Proving membership in LLM pretraining data via data watermarks
This addresses copyright concerns for content creators in AI by providing a practical detection method, though it is incremental as it builds on existing watermarking concepts.
The paper tackles the problem of detecting whether copyrighted works were used in LLM pretraining by proposing data watermarks that enable detection with black-box model access, showing that watermarks remain detectable even with dataset and model scaling and demonstrating detection of SHA hashes from BLOOM-176B's training data when they occurred at least 90 times.

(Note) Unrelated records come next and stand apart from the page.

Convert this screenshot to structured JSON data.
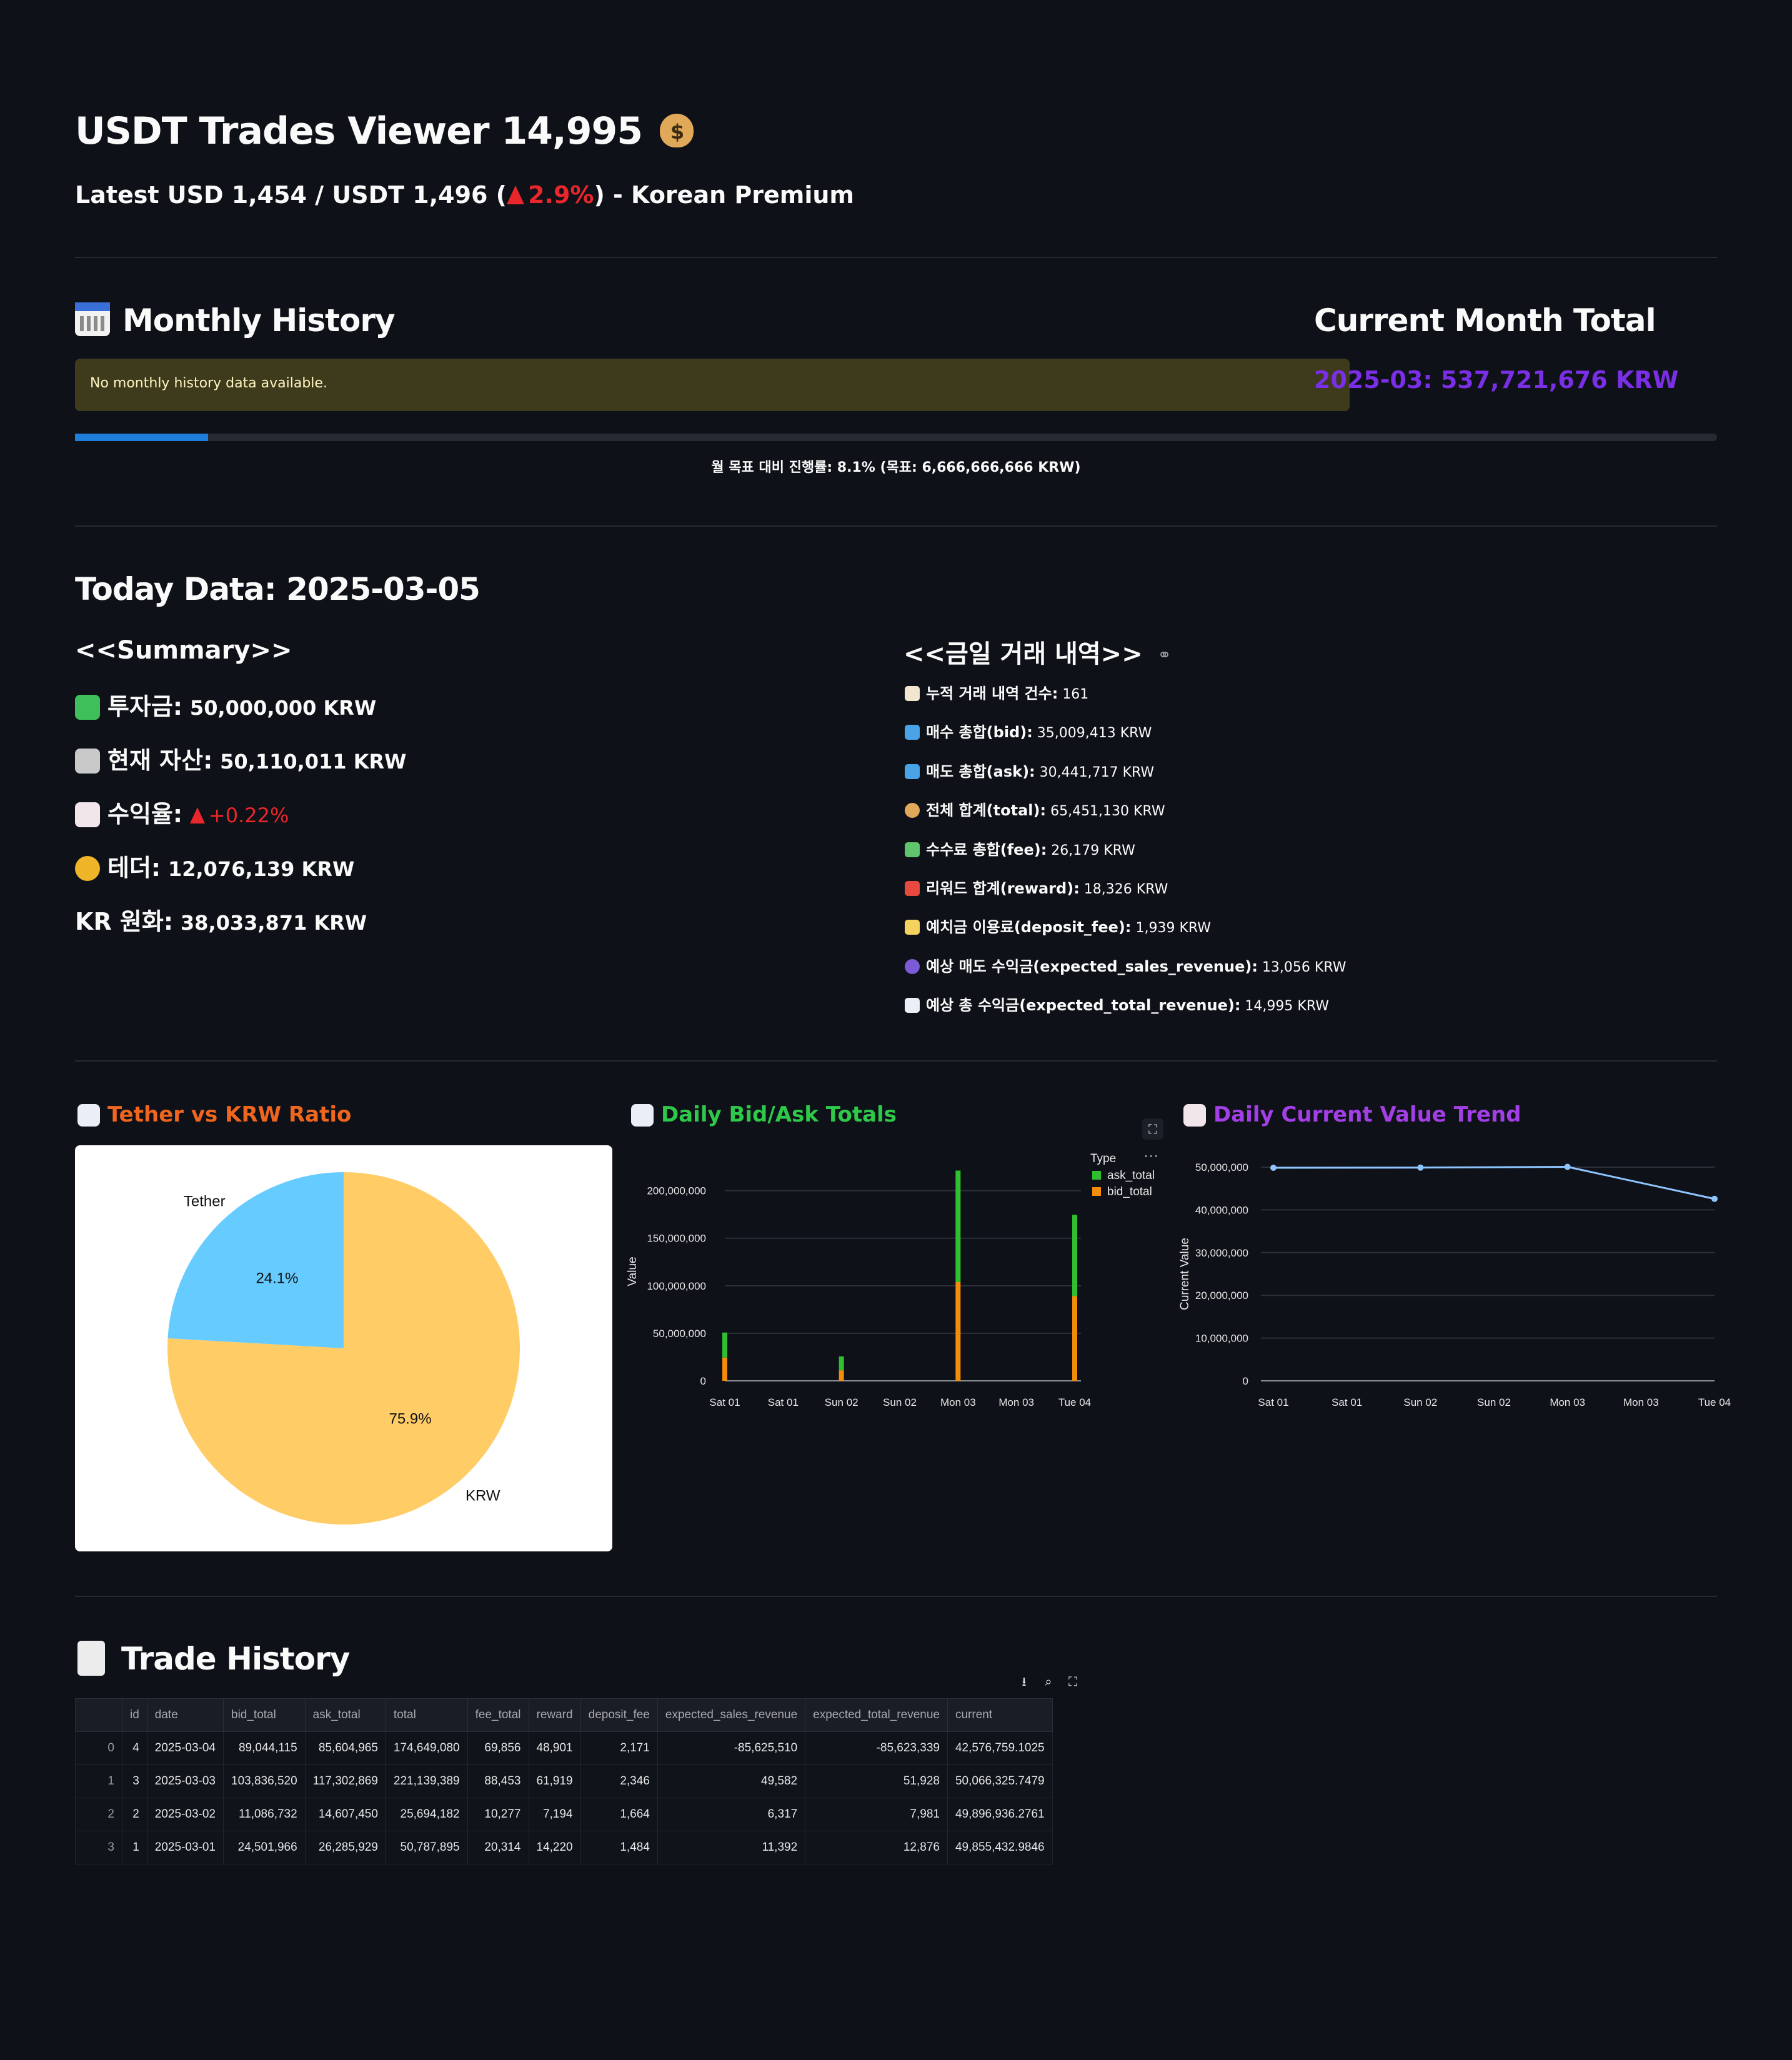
{
  "header": {
    "title": "USDT Trades Viewer 14,995",
    "subtitle_prefix": "Latest USD 1,454 / USDT 1,496 (",
    "subtitle_change": "2.9%",
    "subtitle_suffix": ") - Korean Premium"
  },
  "monthly": {
    "heading": "Monthly History",
    "notice": "No monthly history data available.",
    "current_total_heading": "Current Month Total",
    "current_total_value": "2025-03: 537,721,676 KRW",
    "progress_fraction": 0.081,
    "progress_caption": "월 목표 대비 진행률: 8.1% (목표: 6,666,666,666 KRW)"
  },
  "today": {
    "heading": "Today Data: 2025-03-05",
    "summary_heading": "<<Summary>>",
    "summary": [
      {
        "label": "투자금:",
        "value": "50,000,000 KRW",
        "icon": "money-icon"
      },
      {
        "label": "현재 자산:",
        "value": "50,110,011 KRW",
        "icon": "bank-icon"
      },
      {
        "label": "수익율:",
        "value": "+0.22%",
        "icon": "chart-down-icon"
      },
      {
        "label": "테더:",
        "value": "12,076,139 KRW",
        "icon": "coin-icon"
      },
      {
        "label": "KR 원화:",
        "value": "38,033,871 KRW",
        "icon": ""
      }
    ],
    "trades_heading": "<<금일 거래 내역>>",
    "trades": [
      {
        "label": "누적 거래 내역 건수:",
        "value": "161",
        "icon": "memo-icon"
      },
      {
        "label": "매수 총합(bid):",
        "value": "35,009,413 KRW",
        "icon": "inbox-icon"
      },
      {
        "label": "매도 총합(ask):",
        "value": "30,441,717 KRW",
        "icon": "outbox-icon"
      },
      {
        "label": "전체 합계(total):",
        "value": "65,451,130 KRW",
        "icon": "moneybag-icon"
      },
      {
        "label": "수수료 총합(fee):",
        "value": "26,179 KRW",
        "icon": "money-wings-icon"
      },
      {
        "label": "리워드 합계(reward):",
        "value": "18,326 KRW",
        "icon": "gift-icon"
      },
      {
        "label": "예치금 이용료(deposit_fee):",
        "value": "1,939 KRW",
        "icon": "label-icon"
      },
      {
        "label": "예상 매도 수익금(expected_sales_revenue):",
        "value": "13,056 KRW",
        "icon": "crystal-ball-icon"
      },
      {
        "label": "예상 총 수익금(expected_total_revenue):",
        "value": "14,995 KRW",
        "icon": "bar-chart-icon"
      }
    ]
  },
  "charts_titles": {
    "pie": "Tether vs KRW Ratio",
    "bar": "Daily Bid/Ask Totals",
    "line": "Daily Current Value Trend"
  },
  "colors": {
    "pie_tether": "#66ccff",
    "pie_krw": "#ffcc66",
    "ask": "#2fbf2f",
    "bid": "#f28c0a",
    "line": "#8ec5ff",
    "purple": "#7a2ee6",
    "orange_title": "#f0661f",
    "green_title": "#2fc94a",
    "violet_title": "#a23fe6"
  },
  "chart_data": [
    {
      "type": "pie",
      "labels": [
        "Tether",
        "KRW"
      ],
      "values": [
        24.1,
        75.9
      ],
      "value_labels": [
        "24.1%",
        "75.9%"
      ]
    },
    {
      "type": "bar",
      "stacked": true,
      "x": [
        "2025-03-01",
        "2025-03-02",
        "2025-03-03",
        "2025-03-04"
      ],
      "xtick_labels": [
        "Sat 01",
        "Sat 01",
        "Sun 02",
        "Sun 02",
        "Mon 03",
        "Mon 03",
        "Tue 04"
      ],
      "ylabel": "Value",
      "ytick_labels": [
        "0",
        "50,000,000",
        "100,000,000",
        "150,000,000",
        "200,000,000"
      ],
      "ylim": [
        0,
        230000000
      ],
      "legend_title": "Type",
      "legend_position": "top-right",
      "series": [
        {
          "name": "bid_total",
          "values": [
            24501966,
            11086732,
            103836520,
            89044115
          ]
        },
        {
          "name": "ask_total",
          "values": [
            26285929,
            14607450,
            117302869,
            85604965
          ]
        }
      ]
    },
    {
      "type": "line",
      "x": [
        "2025-03-01",
        "2025-03-02",
        "2025-03-03",
        "2025-03-04"
      ],
      "xtick_labels": [
        "Sat 01",
        "Sat 01",
        "Sun 02",
        "Sun 02",
        "Mon 03",
        "Mon 03",
        "Tue 04"
      ],
      "ylabel": "Current Value",
      "ytick_labels": [
        "0",
        "10,000,000",
        "20,000,000",
        "30,000,000",
        "40,000,000",
        "50,000,000"
      ],
      "ylim": [
        0,
        50000000
      ],
      "series": [
        {
          "name": "current",
          "values": [
            49855432.9846,
            49896936.2761,
            50066325.7479,
            42576759.1025
          ]
        }
      ]
    }
  ],
  "trade_history": {
    "heading": "Trade History",
    "columns": [
      "",
      "id",
      "date",
      "bid_total",
      "ask_total",
      "total",
      "fee_total",
      "reward",
      "deposit_fee",
      "expected_sales_revenue",
      "expected_total_revenue",
      "current"
    ],
    "rows": [
      [
        "0",
        "4",
        "2025-03-04",
        "89,044,115",
        "85,604,965",
        "174,649,080",
        "69,856",
        "48,901",
        "2,171",
        "-85,625,510",
        "-85,623,339",
        "42,576,759.1025"
      ],
      [
        "1",
        "3",
        "2025-03-03",
        "103,836,520",
        "117,302,869",
        "221,139,389",
        "88,453",
        "61,919",
        "2,346",
        "49,582",
        "51,928",
        "50,066,325.7479"
      ],
      [
        "2",
        "2",
        "2025-03-02",
        "11,086,732",
        "14,607,450",
        "25,694,182",
        "10,277",
        "7,194",
        "1,664",
        "6,317",
        "7,981",
        "49,896,936.2761"
      ],
      [
        "3",
        "1",
        "2025-03-01",
        "24,501,966",
        "26,285,929",
        "50,787,895",
        "20,314",
        "14,220",
        "1,484",
        "11,392",
        "12,876",
        "49,855,432.9846"
      ]
    ]
  }
}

Detecting whether copyright holders' works were used in LLM pretraining is poised to be an important problem. This work proposes using data watermarks to enable principled detection with only black-box model access, provided that the rightholder contributed multiple training documents and watermarked them before public release. By applying a randomly sampled data watermark, detection can be framed as hypothesis testing, which provides guarantees on the false detection rate. We study two watermarks: one that inserts random sequences, and another that randomly substitutes characters with Unicode lookalikes. We first show how three aspects of watermark design -- watermark length, number of duplications, and interference -- affect the power of the hypothesis test. Next, we study how a watermark's detection strength changes under model and dataset scaling: while increasing the dataset size decreases the strength of the watermark, watermarks remain strong if the model size also increases. Finally, we view SHA hashes as natural watermarks and show that we can robustly detect hashes from BLOOM-176B's training data, as long as they occurred at least 90 times. Together, our results point towards a promising future for data watermarks in real world use.